El cambio reglamentario de la Formula 1 en 2026 no solo reinicia los autos: reinicia las jerarquías. Y en ese escenario aparece una pregunta inevitable tras el doble campeonato de 2025: ¿lo de McLaren fue una obra maestra irrepetible o el comienzo de algo más grande?

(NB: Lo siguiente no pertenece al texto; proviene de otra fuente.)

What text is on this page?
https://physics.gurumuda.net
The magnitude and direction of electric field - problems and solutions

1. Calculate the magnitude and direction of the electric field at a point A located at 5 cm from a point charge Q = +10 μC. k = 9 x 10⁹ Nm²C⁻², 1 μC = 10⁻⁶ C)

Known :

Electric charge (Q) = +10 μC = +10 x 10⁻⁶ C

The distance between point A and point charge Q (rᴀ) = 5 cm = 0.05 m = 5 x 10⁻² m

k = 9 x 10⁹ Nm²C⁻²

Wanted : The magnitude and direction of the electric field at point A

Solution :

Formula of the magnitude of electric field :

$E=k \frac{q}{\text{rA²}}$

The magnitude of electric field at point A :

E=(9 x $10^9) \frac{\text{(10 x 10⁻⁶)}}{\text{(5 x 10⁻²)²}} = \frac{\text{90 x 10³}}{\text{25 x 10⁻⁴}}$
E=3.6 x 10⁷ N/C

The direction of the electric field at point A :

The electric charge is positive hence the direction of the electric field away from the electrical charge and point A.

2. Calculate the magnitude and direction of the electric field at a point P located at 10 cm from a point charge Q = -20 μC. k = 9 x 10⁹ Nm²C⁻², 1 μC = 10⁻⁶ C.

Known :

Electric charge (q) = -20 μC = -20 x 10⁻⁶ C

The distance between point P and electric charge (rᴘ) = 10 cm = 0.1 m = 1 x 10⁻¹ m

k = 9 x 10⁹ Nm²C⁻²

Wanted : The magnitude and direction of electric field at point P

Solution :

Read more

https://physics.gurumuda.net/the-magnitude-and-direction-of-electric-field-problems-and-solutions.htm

Del efecto suelo a la página en blanco
Entre 2022 y 2025, McLaren logró lo que muchos no: entender de verdad el reglamento de efecto suelo. Mientras otros peleaban con el porpoising y las ventanas de funcionamiento, McLaren fue afinando el control de alturas, la suspensión y la consistencia aerodinámica hasta convertirlo en una ventaja competitiva real.
Gran parte de ese salto coincidió con la llegada de Rob Marshall, ex Red Bull, y con una filosofía técnica que empezó a parecerse —casualmente— a la que dominó la era anterior. Nada mágico: comprensión profunda del auto y método.
Pero 2026 lo borra casi todo.
Menos efecto Venturi, autos más altos, menor sensibilidad aerodinámica… y un nuevo protagonista en escena: la unidad de potencia y la gestión energética. Todo lo aprendido con el MCL39, en teoría, no se transfiere directamente.
Entonces, ¿por qué McLaren sigue siendo candidato?
Porque, como bien explicó Andrea Stella, el verdadero valor de un equipo no está en una regla puntual, sino en cómo trabaja cuando las reglas cambian.
Stella fue claro al destacar la fortaleza del grupo técnico:
Peter Prodromou, Rob Marshall, Neil Houldey y compañía forman —según él— uno de los departamentos más completos con los que trabajó en sus 26 años en la F1.
La clave no es qué reglamento interpretan, sino cómo lo interpretan:
procesos claros
buena correlación túnel-pista
decisiones colectivas
desarrollo constante sin obsesión por un “número objetivo”
El método antes que el resultado
El propio Neil Houldey lo resume con una frase que debería estar enmarcada en Woking:
“No se trata de los objetivos, sino de la forma de trabajar”.
Y ahí está el punto. McLaren no ganó solo por tener el mejor concepto, sino por tener el mejor ecosistema de desarrollo.
Incluso Mercedes lo admite
El respaldo final llegó desde afuera. Toto Wolff, tras años de éxitos y también de frustraciones con el reglamento actual, dejó una reflexión clave:
los equipos verdaderamente fuertes siempre terminan emergiendo, sin importar las reglas.
No por una persona, no por un genio aislado, sino por una organización que toma buenas decisiones con buenos datos y buena correlación entre lo virtual y lo real.
Conclusión: reset sí, ventaja también
El reglamento 2026 es una incógnita para todos. Pero si algo dejó claro McLaren en los últimos años es que sabe cómo encontrar respuestas cuando nadie las tiene.
Tal vez no arranque dominando desde la primera carrera.
Tal vez el motor marque diferencias al inicio.
Pero si hay un equipo preparado para navegar el caos reglamentario… ese es McLaren.